Historically, risk corridors have required plans to pay back excessive profits instead of being insulated from excessive costs. The 2013 Medicare Trustees Report documented net risk-sharing payments of $900 million for the 2011 plan year, $700 million in net payments for the 2012 plan year, and $1 billion for the 2013 plan year. In other words, plans have ample latitude to absorb additional costs.

CMS possesses the authority to increase risk-adjusted payments to plans for certain medical indices, which could be an area pharmaceuticals and plans could collaborate to enhance. But those payments are based on claims data, which means that there would be a 2- to 3-year time lag until these higher payments could be realized.

For years the pharma industry has been accused of producing too many “me-too” drugs.
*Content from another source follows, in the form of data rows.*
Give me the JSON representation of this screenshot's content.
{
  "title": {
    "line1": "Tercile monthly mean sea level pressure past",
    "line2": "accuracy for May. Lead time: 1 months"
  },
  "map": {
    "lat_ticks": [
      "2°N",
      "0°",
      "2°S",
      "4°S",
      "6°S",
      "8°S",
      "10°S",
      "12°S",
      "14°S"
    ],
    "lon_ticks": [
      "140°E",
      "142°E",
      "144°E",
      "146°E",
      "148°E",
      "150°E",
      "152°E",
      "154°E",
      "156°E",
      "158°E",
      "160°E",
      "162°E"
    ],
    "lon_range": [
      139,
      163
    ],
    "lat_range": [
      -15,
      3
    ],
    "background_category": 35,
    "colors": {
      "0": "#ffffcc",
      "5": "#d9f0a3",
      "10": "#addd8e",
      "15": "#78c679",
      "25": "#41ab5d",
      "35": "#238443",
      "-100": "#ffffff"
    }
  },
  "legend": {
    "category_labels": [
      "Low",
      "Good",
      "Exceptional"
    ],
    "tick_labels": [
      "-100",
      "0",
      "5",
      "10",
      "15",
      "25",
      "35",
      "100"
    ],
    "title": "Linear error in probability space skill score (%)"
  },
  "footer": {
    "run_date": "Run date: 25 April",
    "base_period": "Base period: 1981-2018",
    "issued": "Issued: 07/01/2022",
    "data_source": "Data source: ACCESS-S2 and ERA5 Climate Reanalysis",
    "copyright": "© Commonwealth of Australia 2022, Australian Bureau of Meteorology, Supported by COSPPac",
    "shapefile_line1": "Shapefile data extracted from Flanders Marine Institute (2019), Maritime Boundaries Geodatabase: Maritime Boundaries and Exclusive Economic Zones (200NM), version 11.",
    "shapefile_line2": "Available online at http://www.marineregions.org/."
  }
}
But the industry’s success in producing innovative products that address unmet medical needs is raising the ire of certain payers that are tasked with controlling pharmaceutical spend but are not accountable to overall medical spend or health outcomes. After a relative period of détente between the pharmaceutical and health plan sectors, a lobbying battle between these two titans could become more intense.